Thursday, September 15, 2022

David, Five years later (Day 258, Year 2)

Five years ago today was the last time my brother was conscious.

Then, in a flash, he wasn't anymore and never would be again. He'd live for another week in a coma with constant myoclonus--sudden full body jerks that would not cease even with sedation. I had to make the decision to withdraw care and endure the organ donation process. This is a trauma that I will never forget. I know most people don't want to hear about it. I know that people will worry about my mental health. I know that his story is so hard to read. 

But, his story is one I need to tell over and over again because my brother changed the world just by being in it and he continued to change the world in his last week, even unconscious and seemingly missing from the world. I also know that I am completely normal--coping with grief and death is not linear and nor is it a sign of psychological distress. 

It is important to live your own grief your own way. And my way is to talk about my brother and the things that happened to him, as well as the things that happened to me.

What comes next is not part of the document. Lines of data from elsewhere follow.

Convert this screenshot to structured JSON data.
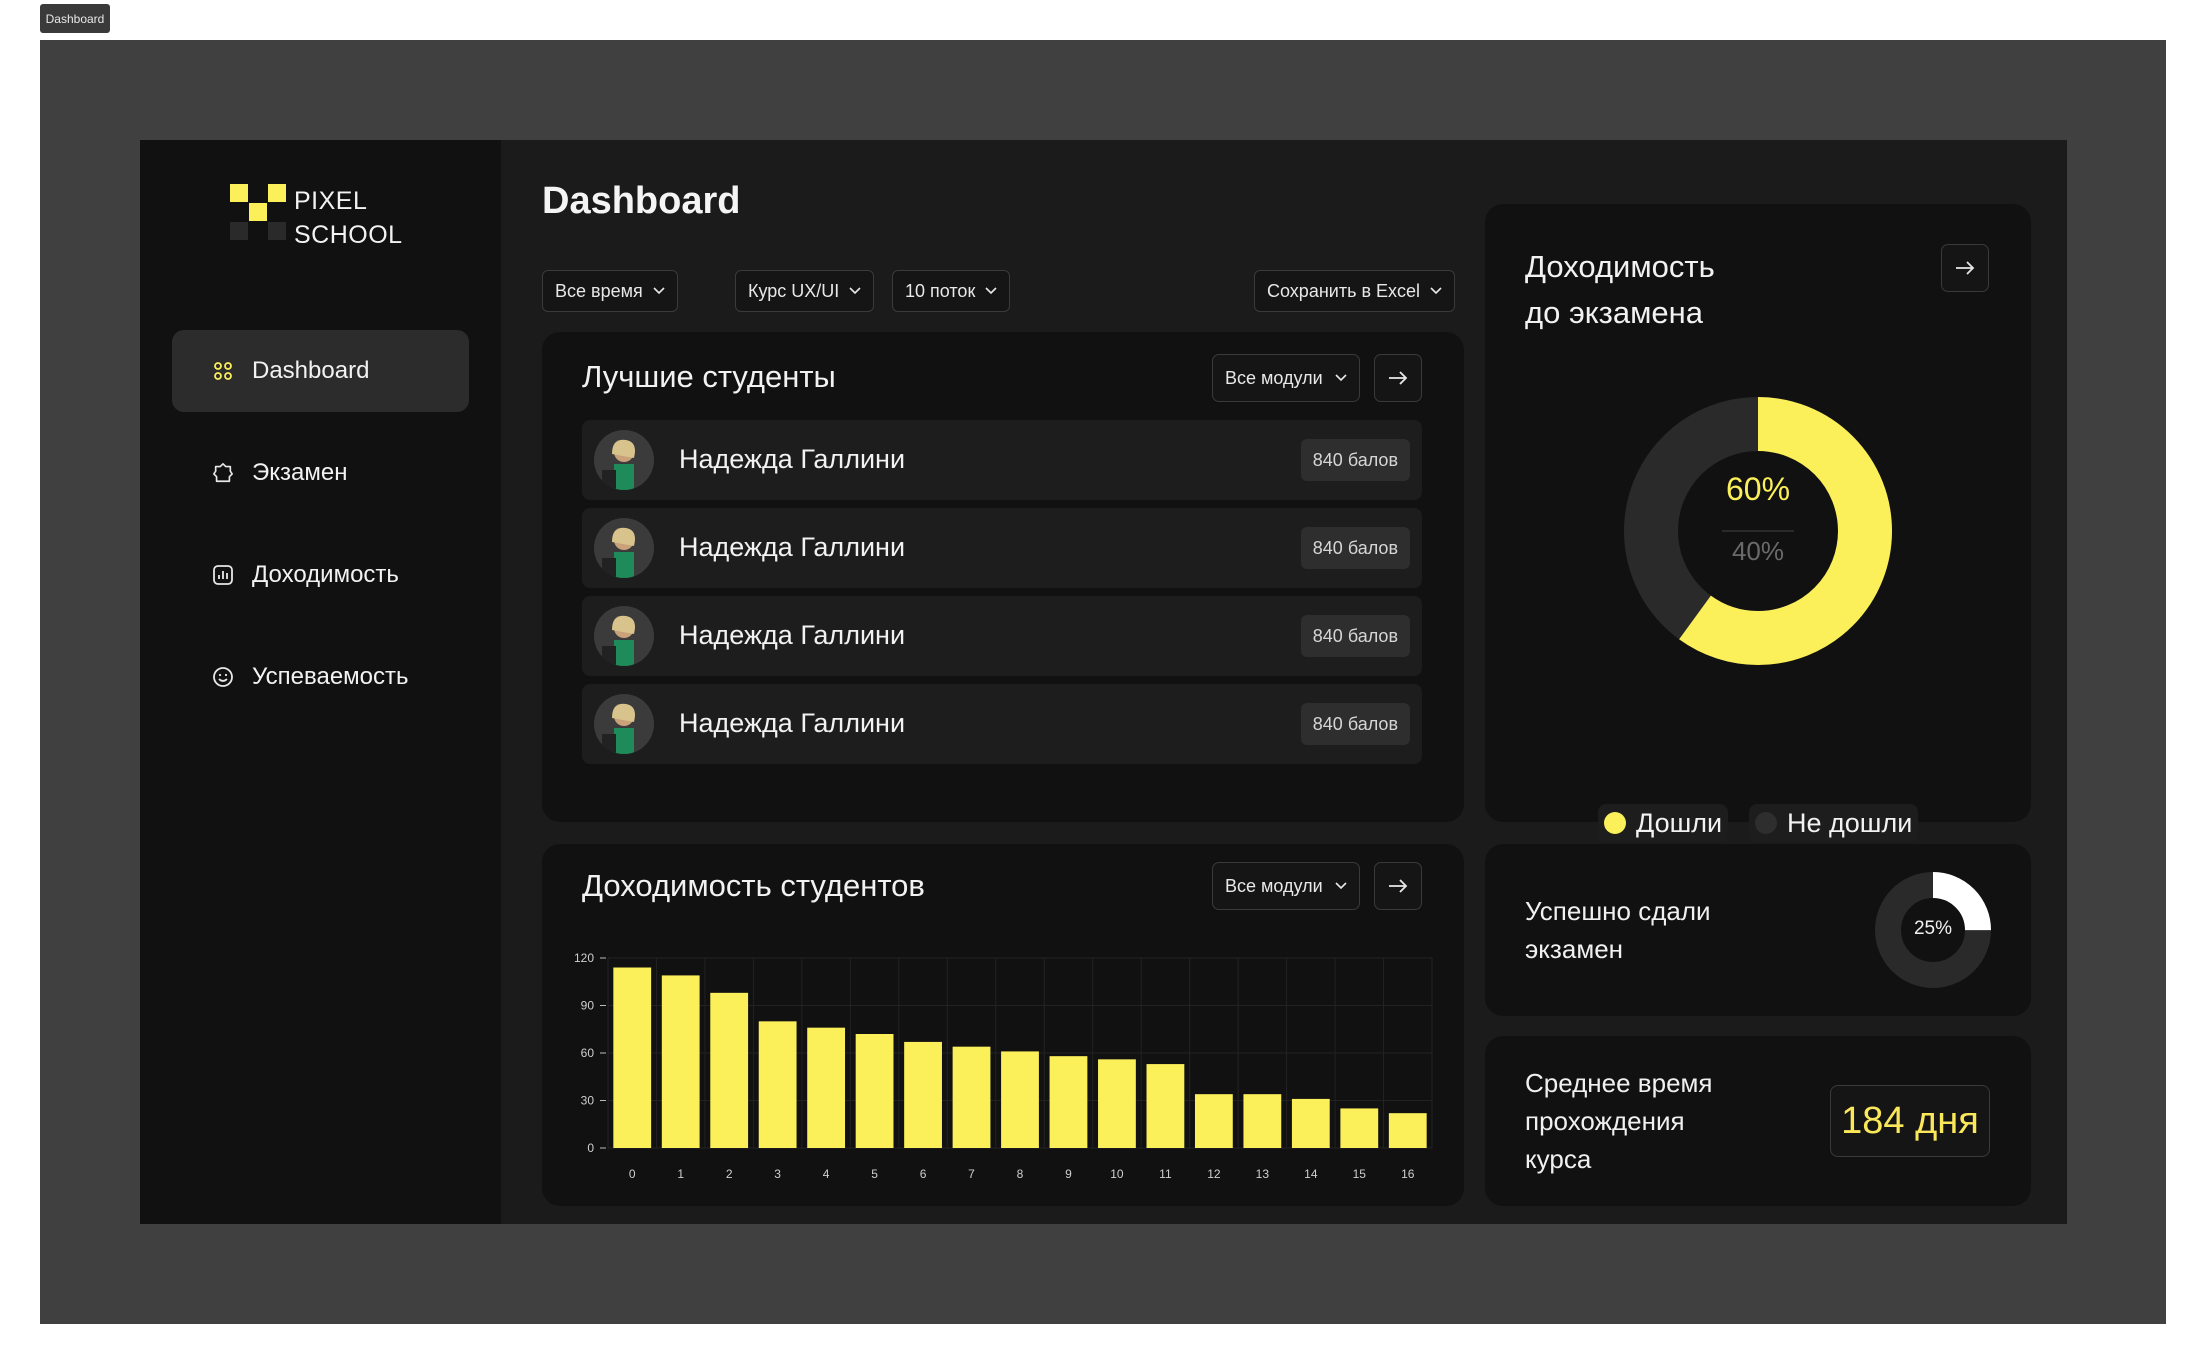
{
  "frame_label": "Dashboard",
  "logo": {
    "line1": "PIXEL",
    "line2": "SCHOOL"
  },
  "sidebar": {
    "items": [
      {
        "label": "Dashboard",
        "icon": "grid-icon",
        "active": true
      },
      {
        "label": "Экзамен",
        "icon": "badge-icon",
        "active": false
      },
      {
        "label": "Доходимость",
        "icon": "chart-icon",
        "active": false
      },
      {
        "label": "Успеваемость",
        "icon": "smile-icon",
        "active": false
      }
    ]
  },
  "page_title": "Dashboard",
  "filters": {
    "period": "Все время",
    "course": "Курс UX/UI",
    "stream": "10 поток",
    "export": "Сохранить в Excel"
  },
  "best_students": {
    "title": "Лучшие студенты",
    "module_select": "Все модули",
    "rows": [
      {
        "name": "Надежда Галлини",
        "score": "840 балов"
      },
      {
        "name": "Надежда Галлини",
        "score": "840 балов"
      },
      {
        "name": "Надежда Галлини",
        "score": "840 балов"
      },
      {
        "name": "Надежда Галлини",
        "score": "840 балов"
      }
    ]
  },
  "retention_exam": {
    "title_line1": "Доходимость",
    "title_line2": "до экзамена",
    "reached_pct": "60%",
    "not_reached_pct": "40%",
    "reached_fraction": 0.6,
    "legend_reached": "Дошли",
    "legend_not_reached": "Не дошли",
    "colors": {
      "reached": "#fbef5a",
      "not_reached": "#2a2a2a"
    }
  },
  "passed_exam": {
    "line1": "Успешно сдали",
    "line2": "экзамен",
    "pct": "25%",
    "fraction": 0.25
  },
  "avg_time": {
    "line1": "Среднее время",
    "line2": "прохождения",
    "line3": "курса",
    "value": "184 дня"
  },
  "students_retention": {
    "title": "Доходимость студентов",
    "module_select": "Все модули"
  },
  "chart_data": {
    "type": "bar",
    "title": "Доходимость студентов",
    "categories": [
      "0",
      "1",
      "2",
      "3",
      "4",
      "5",
      "6",
      "7",
      "8",
      "9",
      "10",
      "11",
      "12",
      "13",
      "14",
      "15",
      "16"
    ],
    "values": [
      114,
      109,
      98,
      80,
      76,
      72,
      67,
      64,
      61,
      58,
      56,
      53,
      34,
      34,
      31,
      25,
      22
    ],
    "ylim": [
      0,
      120
    ],
    "yticks": [
      "0",
      "30",
      "60",
      "90",
      "120"
    ],
    "grid": true,
    "bar_color": "#fbef5a"
  }
}
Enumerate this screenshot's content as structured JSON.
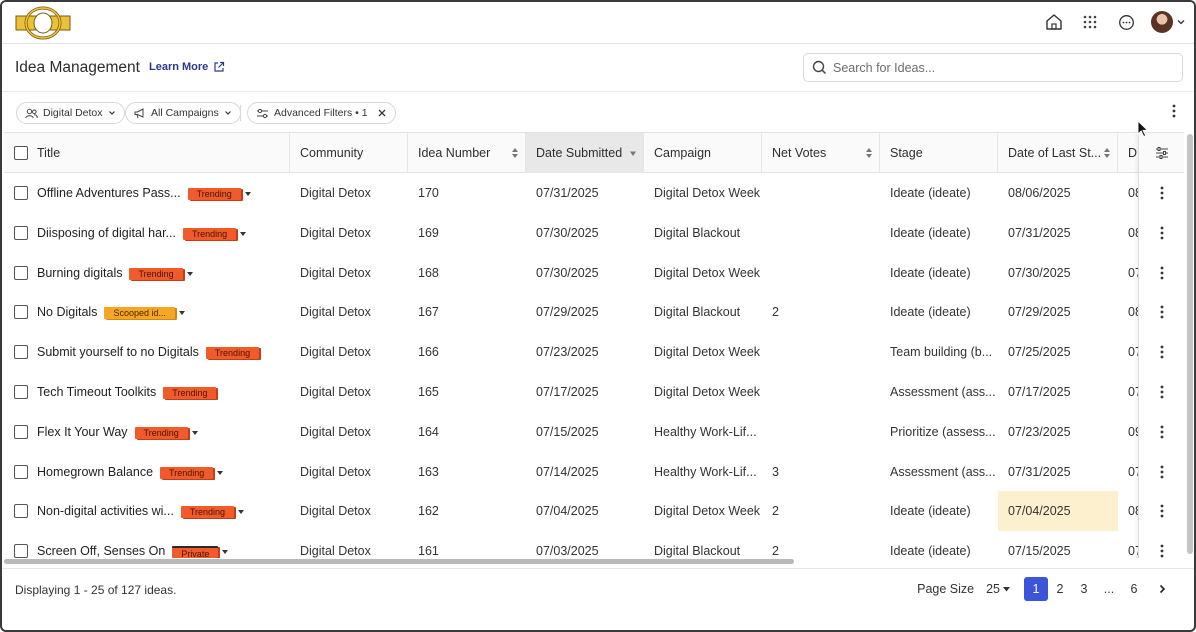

There are days when this all seems like a dream. His birthday always brings up this delusional, dream like sensation. Like I know it is his birthday, but he isn't here and did I really ever have a brother? And why isn't he here? And did all of that really happening? The same thing repeats on the day he choked and the day he died. Like how can any of this be real? Was I really a sister?  Did I really have to say good bye to him in an operating room?

The answer to all of these questions is yes, I don't know, yes, I don't know, yes, yes. 

I never question who my brother was--that memory is not fuzzy or fading. My brother was a giant--6'3." He had a temper and was stubborn. He never said a word; but I had the best conversations with him. He loved everyone he met. Everyone who opened their heart to David was forever blessed by him; those who never could open their hearts to him lost out on an amazing human being. 

I am glad I had him--even though it was for such a short time. I am glad he showed me how to open my heart to someone who seemed so different than me. I am glad I actually opened it; because he changed the world when he loved me.